Taxpayers' €900k bill over Dead Zoo staircase collapse
The bill to the taxpayer in making payouts to visitors who were injured when a staircase collapsed in the so-called 'Dead Zoo' is set to top €905,000.
To date, the National Museum of Ireland has paid out €505,402 to people who were injured in the 2007 incident at the Natural History Museum.
Now, in its latest published accounts, the loss-making National Museum has stated that a further €402,563 is committed to settling future claims arising from the incident.
This will bring the total pay-out to €907,965.
In the incident, a stone staircase in the building collapsed, injuring 11 people from a group of primary school teachers attending a science appreciation course.
The Natural History museum was closed, and €450,000 was spent before it re-opened in 2009.
The newly published accounts show that losses at the National Museum almost tripled, going from €209,748 to €586,300 in 2013, as funding from the State declined by €1.2m.

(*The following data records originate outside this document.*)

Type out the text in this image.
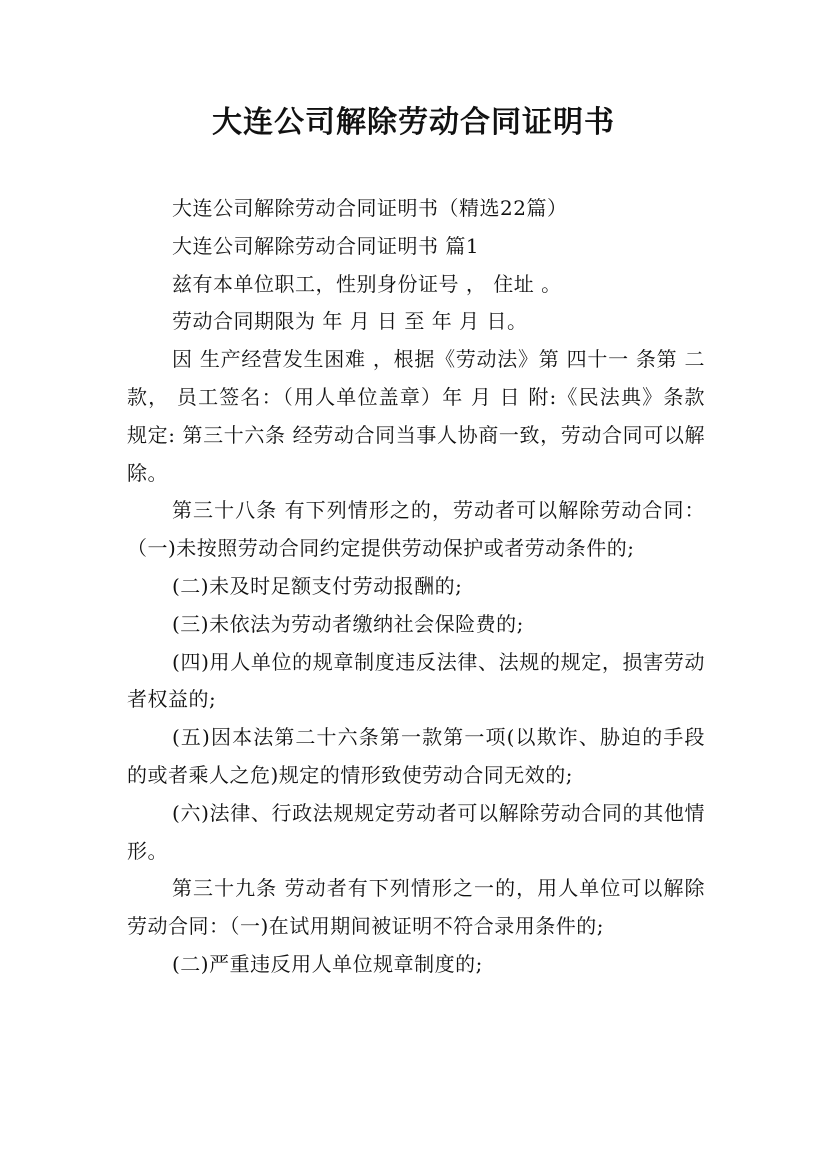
大连公司解除劳动合同证明书

大连公司解除劳动合同证明书（精选22篇）

大连公司解除劳动合同证明书 篇1

兹有本单位职工，性别身份证号 ， 住址 。

劳动合同期限为 年 月 日 至 年 月 日。

因 生产经营发生困难 ，根据《劳动法》第 四十一 条第 二 款， 员工签名：（用人单位盖章）年 月 日 附:《民法典》条款规定: 第三十六条 经劳动合同当事人协商一致，劳动合同可以解除。

第三十八条 有下列情形之的，劳动者可以解除劳动合同：（一)未按照劳动合同约定提供劳动保护或者劳动条件的;

(二)未及时足额支付劳动报酬的;

(三)未依法为劳动者缴纳社会保险费的;

(四)用人单位的规章制度违反法律、法规的规定，损害劳动者权益的;

(五)因本法第二十六条第一款第一项(以欺诈、胁迫的手段的或者乘人之危)规定的情形致使劳动合同无效的;

(六)法律、行政法规规定劳动者可以解除劳动合同的其他情形。

第三十九条 劳动者有下列情形之一的，用人单位可以解除劳动合同：（一)在试用期间被证明不符合录用条件的;

(二)严重违反用人单位规章制度的;
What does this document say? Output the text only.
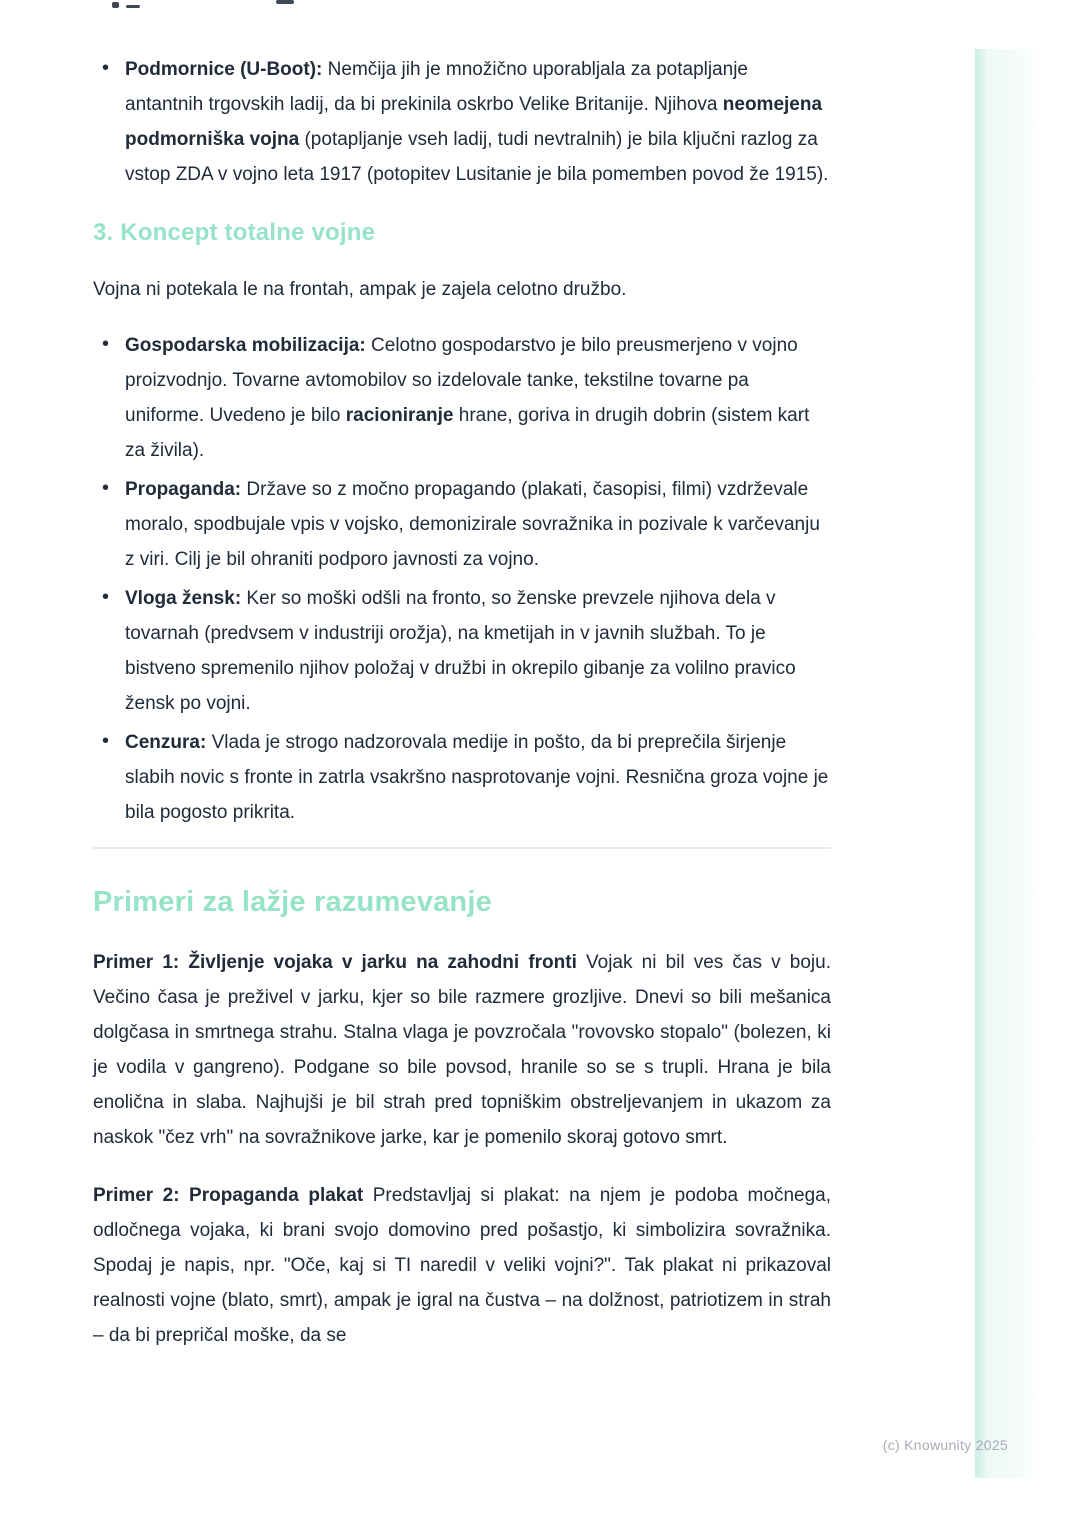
• Podmornice (U-Boot): Nemčija jih je množično uporabljala za potapljanje antantnih trgovskih ladij, da bi prekinila oskrbo Velike Britanije. Njihova neomejena podmorniška vojna (potapljanje vseh ladij, tudi nevtralnih) je bila ključni razlog za vstop ZDA v vojno leta 1917 (potopitev Lusitanie je bila pomemben povod že 1915).
3. Koncept totalne vojne

Vojna ni potekala le na frontah, ampak je zajela celotno družbo.

• Gospodarska mobilizacija: Celotno gospodarstvo je bilo preusmerjeno v vojno proizvodnjo. Tovarne avtomobilov so izdelovale tanke, tekstilne tovarne pa uniforme. Uvedeno je bilo racioniranje hrane, goriva in drugih dobrin (sistem kart za živila).
• Propaganda: Države so z močno propagando (plakati, časopisi, filmi) vzdrževale moralo, spodbujale vpis v vojsko, demonizirale sovražnika in pozivale k varčevanju z viri. Cilj je bil ohraniti podporo javnosti za vojno.
• Vloga žensk: Ker so moški odšli na fronto, so ženske prevzele njihova dela v tovarnah (predvsem v industriji orožja), na kmetijah in v javnih službah. To je bistveno spremenilo njihov položaj v družbi in okrepilo gibanje za volilno pravico žensk po vojni.
• Cenzura: Vlada je strogo nadzorovala medije in pošto, da bi preprečila širjenje slabih novic s fronte in zatrla vsakršno nasprotovanje vojni. Resnična groza vojne je bila pogosto prikrita.
Primeri za lažje razumevanje

Primer 1: Življenje vojaka v jarku na zahodni fronti Vojak ni bil ves čas v boju. Večino časa je preživel v jarku, kjer so bile razmere grozljive. Dnevi so bili mešanica dolgčasa in smrtnega strahu. Stalna vlaga je povzročala "rovovsko stopalo" (bolezen, ki je vodila v gangreno). Podgane so bile povsod, hranile so se s trupli. Hrana je bila enolična in slaba. Najhujši je bil strah pred topniškim obstreljevanjem in ukazom za naskok "čez vrh" na sovražnikove jarke, kar je pomenilo skoraj gotovo smrt.

Primer 2: Propaganda plakat Predstavljaj si plakat: na njem je podoba močnega, odločnega vojaka, ki brani svojo domovino pred pošastjo, ki simbolizira sovražnika. Spodaj je napis, npr. "Oče, kaj si TI naredil v veliki vojni?". Tak plakat ni prikazoval realnosti vojne (blato, smrt), ampak je igral na čustva – na dolžnost, patriotizem in strah – da bi prepričal moške, da se

(c) Knowunity 2025
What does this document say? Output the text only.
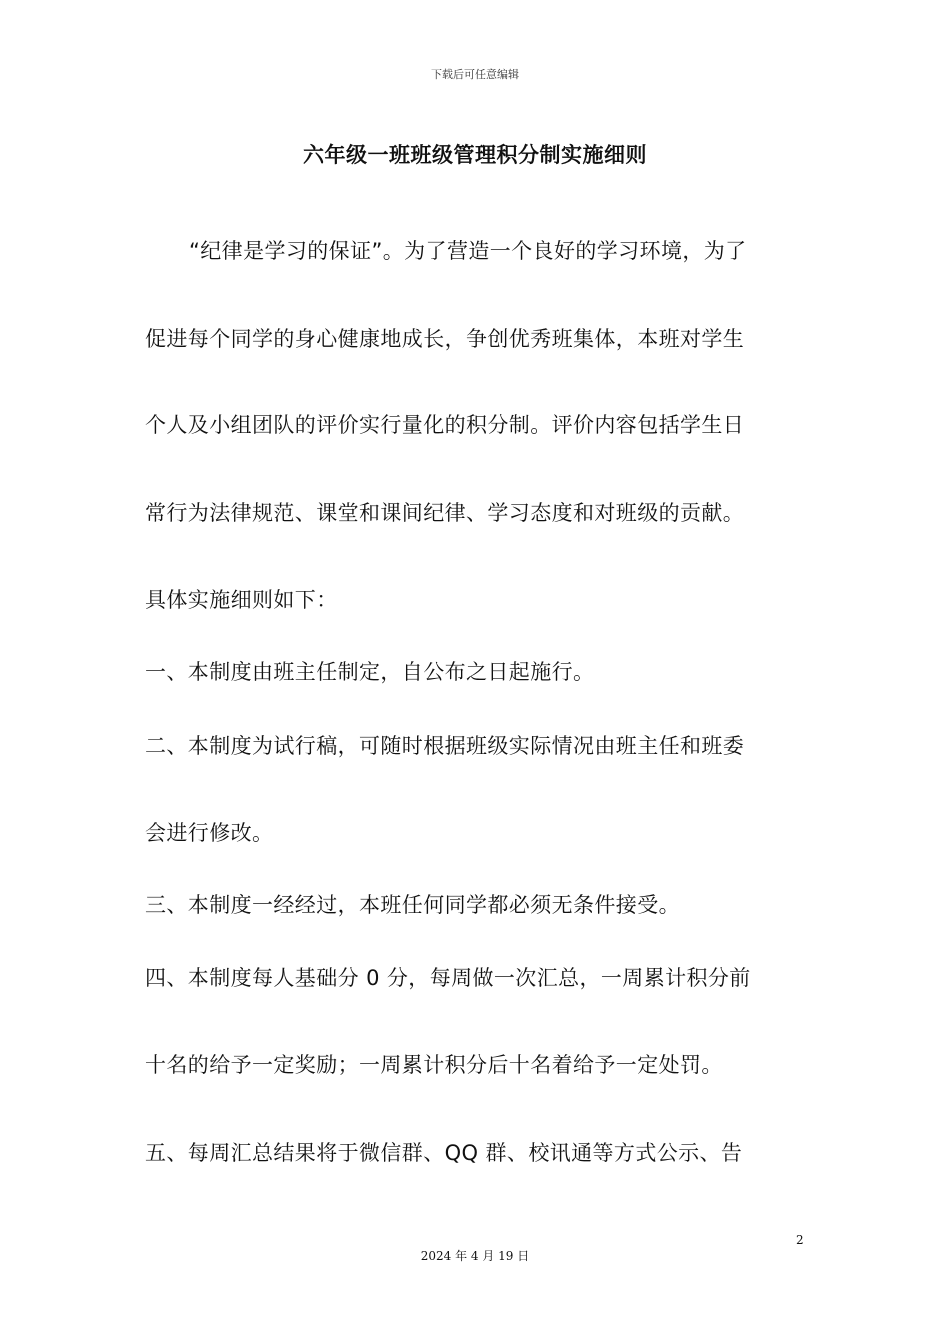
下载后可任意编辑
六年级一班班级管理积分制实施细则
“纪律是学习的保证”。为了营造一个良好的学习环境，为了
促进每个同学的身心健康地成长，争创优秀班集体，本班对学生
个人及小组团队的评价实行量化的积分制。评价内容包括学生日
常行为法律规范、课堂和课间纪律、学习态度和对班级的贡献。
具体实施细则如下：
一、本制度由班主任制定，自公布之日起施行。
二、本制度为试行稿，可随时根据班级实际情况由班主任和班委
会进行修改。
三、本制度一经经过，本班任何同学都必须无条件接受。
四、本制度每人基础分 0 分，每周做一次汇总，一周累计积分前
十名的给予一定奖励；一周累计积分后十名着给予一定处罚。
五、每周汇总结果将于微信群、QQ 群、校讯通等方式公示、告
2
2024 年 4 月 19 日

However, the National Museum won't have to shoulder the estimated €907,965 burden from the stairway collapse, after reaching a deal with the Department of the Arts and Heritage, which has agreed to foot the bill.
According to a note attached to its 2013 accounts, the board of the National Museum states that the liability for all current and future claims in respect of the structural defects which led to the collapse of the staircase "lies with the Commissioners for Public Works, as agents for the State".
It also states: "The Board insists that no legal liability attaches to it in respect of the personal injuries cases."